Long time ago I wrote C. Could anyone fill me in why the first code snippet is arg parsing the way it is?

int main(int argc, char* argv[]) {

  if (argc > 1) {

    char\* r_loc = strchr(argv[1], 'r');

    if (r_loc != NULL) {

      ptrdiff_t r_from_start = (r_loc - argv[1]);

      if (r_from_start == 1 && argv[1][0] == '-' && strlen(r_loc) == 1) {
        in_reverse = 1;
      } 

    }

  }

  ...
}

Why not

if (argc > 1 && strcmp(argv[1], "-r") == 0) {

    in_reverse = 1;
}

for example?


Replies

tapete2yesterday at 9:47 AM

It doesn't even make sense to use strchr for determining the position of 'r', when the code checks that the position of '-' is at index 0.

Your solution is perfectly fine. Even if you don't have access to strchr for some reason, the original snippet is really convoluted.

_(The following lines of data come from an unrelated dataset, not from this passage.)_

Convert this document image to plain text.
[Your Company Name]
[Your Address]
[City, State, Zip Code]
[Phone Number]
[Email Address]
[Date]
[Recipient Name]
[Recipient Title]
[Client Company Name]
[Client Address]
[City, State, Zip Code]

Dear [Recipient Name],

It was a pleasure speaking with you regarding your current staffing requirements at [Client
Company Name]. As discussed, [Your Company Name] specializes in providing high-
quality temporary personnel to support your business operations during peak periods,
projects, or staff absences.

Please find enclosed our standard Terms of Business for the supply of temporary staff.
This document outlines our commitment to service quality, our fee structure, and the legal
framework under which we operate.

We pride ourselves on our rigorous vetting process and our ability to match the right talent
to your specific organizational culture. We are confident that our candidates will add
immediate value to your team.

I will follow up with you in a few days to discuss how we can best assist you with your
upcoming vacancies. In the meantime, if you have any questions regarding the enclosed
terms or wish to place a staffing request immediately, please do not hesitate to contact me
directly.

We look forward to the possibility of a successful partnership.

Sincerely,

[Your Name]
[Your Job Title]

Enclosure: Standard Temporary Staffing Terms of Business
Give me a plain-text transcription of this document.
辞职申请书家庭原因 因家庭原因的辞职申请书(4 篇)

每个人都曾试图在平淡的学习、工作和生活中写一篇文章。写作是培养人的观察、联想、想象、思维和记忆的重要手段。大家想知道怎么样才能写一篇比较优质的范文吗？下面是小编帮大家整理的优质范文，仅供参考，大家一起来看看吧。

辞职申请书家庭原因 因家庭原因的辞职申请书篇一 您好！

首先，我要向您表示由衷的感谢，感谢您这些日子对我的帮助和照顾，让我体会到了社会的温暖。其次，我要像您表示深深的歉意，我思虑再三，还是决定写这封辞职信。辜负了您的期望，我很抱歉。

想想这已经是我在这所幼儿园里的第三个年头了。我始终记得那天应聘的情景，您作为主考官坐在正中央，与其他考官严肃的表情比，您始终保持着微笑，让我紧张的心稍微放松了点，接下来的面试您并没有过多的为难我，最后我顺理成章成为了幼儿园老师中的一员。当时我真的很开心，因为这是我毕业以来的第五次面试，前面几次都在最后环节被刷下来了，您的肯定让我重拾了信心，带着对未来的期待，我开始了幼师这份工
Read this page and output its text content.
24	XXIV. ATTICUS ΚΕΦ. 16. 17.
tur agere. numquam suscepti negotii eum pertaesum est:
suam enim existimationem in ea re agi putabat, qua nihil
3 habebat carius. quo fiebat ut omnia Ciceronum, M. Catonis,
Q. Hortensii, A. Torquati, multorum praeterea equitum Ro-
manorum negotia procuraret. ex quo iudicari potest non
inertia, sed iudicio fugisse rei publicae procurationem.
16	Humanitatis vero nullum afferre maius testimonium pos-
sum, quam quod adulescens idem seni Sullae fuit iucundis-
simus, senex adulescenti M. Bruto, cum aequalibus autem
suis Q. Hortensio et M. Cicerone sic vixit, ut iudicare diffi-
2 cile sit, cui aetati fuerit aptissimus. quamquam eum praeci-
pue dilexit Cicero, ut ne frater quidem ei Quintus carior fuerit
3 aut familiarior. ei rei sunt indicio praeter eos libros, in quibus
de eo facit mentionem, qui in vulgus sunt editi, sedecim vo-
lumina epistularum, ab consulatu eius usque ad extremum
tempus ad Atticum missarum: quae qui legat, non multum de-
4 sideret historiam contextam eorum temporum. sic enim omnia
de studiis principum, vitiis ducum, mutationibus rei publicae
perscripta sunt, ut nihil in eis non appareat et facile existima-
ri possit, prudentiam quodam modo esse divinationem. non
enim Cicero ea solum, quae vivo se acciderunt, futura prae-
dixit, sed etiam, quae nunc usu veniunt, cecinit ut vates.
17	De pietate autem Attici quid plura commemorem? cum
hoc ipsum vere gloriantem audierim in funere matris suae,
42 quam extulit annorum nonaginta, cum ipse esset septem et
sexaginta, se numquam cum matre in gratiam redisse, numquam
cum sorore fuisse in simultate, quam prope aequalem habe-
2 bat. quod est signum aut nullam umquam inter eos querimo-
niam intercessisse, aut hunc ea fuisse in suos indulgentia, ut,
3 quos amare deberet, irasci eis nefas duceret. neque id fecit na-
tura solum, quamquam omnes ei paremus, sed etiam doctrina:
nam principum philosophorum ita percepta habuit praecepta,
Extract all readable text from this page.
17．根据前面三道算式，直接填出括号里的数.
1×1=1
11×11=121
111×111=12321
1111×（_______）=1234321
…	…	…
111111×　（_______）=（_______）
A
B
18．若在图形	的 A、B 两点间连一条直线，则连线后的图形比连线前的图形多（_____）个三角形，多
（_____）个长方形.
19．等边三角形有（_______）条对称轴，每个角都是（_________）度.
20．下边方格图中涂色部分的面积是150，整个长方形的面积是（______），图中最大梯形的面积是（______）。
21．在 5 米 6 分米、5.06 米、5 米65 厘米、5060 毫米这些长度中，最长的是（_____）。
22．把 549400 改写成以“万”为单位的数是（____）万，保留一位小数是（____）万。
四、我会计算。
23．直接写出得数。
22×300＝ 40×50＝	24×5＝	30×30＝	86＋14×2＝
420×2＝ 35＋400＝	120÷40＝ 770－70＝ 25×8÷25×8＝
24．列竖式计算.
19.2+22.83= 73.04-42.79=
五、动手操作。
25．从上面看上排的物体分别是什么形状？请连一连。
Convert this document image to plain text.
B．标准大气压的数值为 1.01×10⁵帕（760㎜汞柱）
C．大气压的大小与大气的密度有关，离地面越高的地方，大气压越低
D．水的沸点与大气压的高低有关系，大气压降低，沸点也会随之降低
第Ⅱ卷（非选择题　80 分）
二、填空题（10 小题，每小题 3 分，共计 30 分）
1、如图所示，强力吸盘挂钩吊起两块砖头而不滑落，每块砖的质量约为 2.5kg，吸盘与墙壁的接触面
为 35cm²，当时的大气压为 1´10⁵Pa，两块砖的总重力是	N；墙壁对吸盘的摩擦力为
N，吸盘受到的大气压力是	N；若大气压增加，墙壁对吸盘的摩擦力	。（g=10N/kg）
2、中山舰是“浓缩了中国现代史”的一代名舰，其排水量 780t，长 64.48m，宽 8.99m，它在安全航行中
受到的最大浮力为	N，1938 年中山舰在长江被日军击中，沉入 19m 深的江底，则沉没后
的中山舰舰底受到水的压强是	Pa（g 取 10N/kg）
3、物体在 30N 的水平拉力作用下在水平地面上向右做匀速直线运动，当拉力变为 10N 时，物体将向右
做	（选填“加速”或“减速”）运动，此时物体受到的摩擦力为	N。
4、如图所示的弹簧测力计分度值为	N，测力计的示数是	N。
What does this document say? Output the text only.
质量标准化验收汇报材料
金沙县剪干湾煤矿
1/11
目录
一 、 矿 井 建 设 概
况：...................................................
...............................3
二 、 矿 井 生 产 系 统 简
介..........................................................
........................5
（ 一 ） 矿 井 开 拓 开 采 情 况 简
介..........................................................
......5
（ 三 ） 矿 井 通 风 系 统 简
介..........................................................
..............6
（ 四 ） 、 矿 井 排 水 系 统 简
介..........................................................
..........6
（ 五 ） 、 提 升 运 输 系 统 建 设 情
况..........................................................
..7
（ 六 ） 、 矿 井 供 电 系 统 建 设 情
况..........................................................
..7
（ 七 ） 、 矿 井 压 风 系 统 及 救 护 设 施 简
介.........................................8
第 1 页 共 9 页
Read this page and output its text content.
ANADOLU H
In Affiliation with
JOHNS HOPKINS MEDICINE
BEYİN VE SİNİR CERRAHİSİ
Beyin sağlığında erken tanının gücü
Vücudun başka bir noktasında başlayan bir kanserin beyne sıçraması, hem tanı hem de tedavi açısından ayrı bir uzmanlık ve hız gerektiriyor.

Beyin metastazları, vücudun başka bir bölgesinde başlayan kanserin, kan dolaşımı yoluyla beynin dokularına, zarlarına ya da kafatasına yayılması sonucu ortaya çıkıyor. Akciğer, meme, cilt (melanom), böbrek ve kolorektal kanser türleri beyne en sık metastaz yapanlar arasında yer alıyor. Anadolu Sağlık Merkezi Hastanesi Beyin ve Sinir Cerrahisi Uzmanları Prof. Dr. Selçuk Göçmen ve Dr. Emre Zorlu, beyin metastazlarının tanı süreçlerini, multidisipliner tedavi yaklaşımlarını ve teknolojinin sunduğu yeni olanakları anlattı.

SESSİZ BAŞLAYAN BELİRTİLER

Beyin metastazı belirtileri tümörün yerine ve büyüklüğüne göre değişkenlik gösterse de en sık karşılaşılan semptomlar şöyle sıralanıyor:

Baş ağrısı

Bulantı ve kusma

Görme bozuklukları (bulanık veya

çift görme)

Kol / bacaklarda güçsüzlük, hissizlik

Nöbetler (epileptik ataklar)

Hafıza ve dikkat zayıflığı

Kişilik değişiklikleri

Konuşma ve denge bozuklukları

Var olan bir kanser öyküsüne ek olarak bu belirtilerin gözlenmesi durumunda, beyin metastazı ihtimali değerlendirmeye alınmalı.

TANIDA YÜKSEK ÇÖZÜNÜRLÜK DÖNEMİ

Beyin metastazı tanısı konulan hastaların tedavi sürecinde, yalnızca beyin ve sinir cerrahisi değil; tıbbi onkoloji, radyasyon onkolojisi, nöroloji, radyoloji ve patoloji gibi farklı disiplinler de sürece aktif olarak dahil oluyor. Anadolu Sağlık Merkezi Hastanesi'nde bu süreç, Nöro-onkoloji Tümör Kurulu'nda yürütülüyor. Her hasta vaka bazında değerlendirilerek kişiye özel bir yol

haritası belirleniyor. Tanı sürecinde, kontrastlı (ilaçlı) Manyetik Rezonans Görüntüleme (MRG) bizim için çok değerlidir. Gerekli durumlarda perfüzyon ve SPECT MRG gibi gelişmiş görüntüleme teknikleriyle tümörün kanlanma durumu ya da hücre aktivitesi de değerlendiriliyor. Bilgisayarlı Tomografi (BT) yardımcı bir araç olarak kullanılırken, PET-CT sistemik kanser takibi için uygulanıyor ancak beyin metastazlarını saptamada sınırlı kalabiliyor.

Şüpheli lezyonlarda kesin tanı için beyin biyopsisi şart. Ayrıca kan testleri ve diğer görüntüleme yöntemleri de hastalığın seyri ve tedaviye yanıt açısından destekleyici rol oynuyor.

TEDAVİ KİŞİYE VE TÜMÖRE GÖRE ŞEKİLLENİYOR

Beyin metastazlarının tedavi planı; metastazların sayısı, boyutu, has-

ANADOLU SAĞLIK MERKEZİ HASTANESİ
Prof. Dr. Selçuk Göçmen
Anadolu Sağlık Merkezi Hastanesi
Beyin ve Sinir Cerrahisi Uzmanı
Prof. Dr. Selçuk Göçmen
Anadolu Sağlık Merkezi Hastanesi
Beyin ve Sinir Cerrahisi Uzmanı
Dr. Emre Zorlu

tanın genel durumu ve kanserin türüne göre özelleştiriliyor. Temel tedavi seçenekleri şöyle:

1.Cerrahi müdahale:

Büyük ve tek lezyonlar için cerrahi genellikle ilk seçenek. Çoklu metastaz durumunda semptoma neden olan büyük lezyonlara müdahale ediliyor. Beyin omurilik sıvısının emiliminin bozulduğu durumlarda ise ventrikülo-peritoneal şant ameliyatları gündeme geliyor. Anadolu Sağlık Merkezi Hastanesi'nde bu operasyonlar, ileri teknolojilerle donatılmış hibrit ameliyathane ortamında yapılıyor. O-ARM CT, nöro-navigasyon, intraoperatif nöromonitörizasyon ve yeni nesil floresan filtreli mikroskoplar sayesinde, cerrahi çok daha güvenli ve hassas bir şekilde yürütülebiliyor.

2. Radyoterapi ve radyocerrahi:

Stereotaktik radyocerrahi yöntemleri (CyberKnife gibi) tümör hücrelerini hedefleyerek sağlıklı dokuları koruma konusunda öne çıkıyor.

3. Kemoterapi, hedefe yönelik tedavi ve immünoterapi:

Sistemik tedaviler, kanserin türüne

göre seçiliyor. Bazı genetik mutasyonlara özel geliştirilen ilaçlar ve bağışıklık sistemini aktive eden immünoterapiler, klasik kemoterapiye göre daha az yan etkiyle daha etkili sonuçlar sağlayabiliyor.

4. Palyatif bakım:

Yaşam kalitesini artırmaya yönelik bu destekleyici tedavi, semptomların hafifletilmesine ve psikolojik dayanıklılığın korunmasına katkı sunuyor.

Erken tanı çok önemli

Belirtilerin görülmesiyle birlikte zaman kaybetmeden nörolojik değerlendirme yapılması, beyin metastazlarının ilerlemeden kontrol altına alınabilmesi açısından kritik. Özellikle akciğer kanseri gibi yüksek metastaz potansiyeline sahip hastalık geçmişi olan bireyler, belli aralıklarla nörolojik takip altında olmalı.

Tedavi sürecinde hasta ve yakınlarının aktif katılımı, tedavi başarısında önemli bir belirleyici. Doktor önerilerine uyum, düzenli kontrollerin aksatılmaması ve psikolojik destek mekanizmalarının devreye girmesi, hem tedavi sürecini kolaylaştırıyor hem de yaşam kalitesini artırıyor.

You could just write (strlen(argv[1]) > 1 && argv[1][0] == '-' && argv[1][0] == 'r') if you really want to.

show 3 replies
Joker_vDyesterday at 12:22 PM

I suspect it was adopted from a bigger snippet that had support for parsing things like "-abc" as "-a -b -c", etc.

CerryuDuyesterday at 6:23 PM

Not to mention the potential signed integer overflow in (*right - *left) and (*left - *right), which is undefined behavior. And even if you rely on common two's complement wraparound, the result may be wrong; for example, (INT_MAX-(-1)) should mathematically yield a positive value, but the function will produce INT_MIN, which is negative.

And then we have this "modern" way of spelling pointers, "const int* right" (note the space). In C, declaration syntax mirrors use, so it should be "const int *right", because "*right" is a "const int".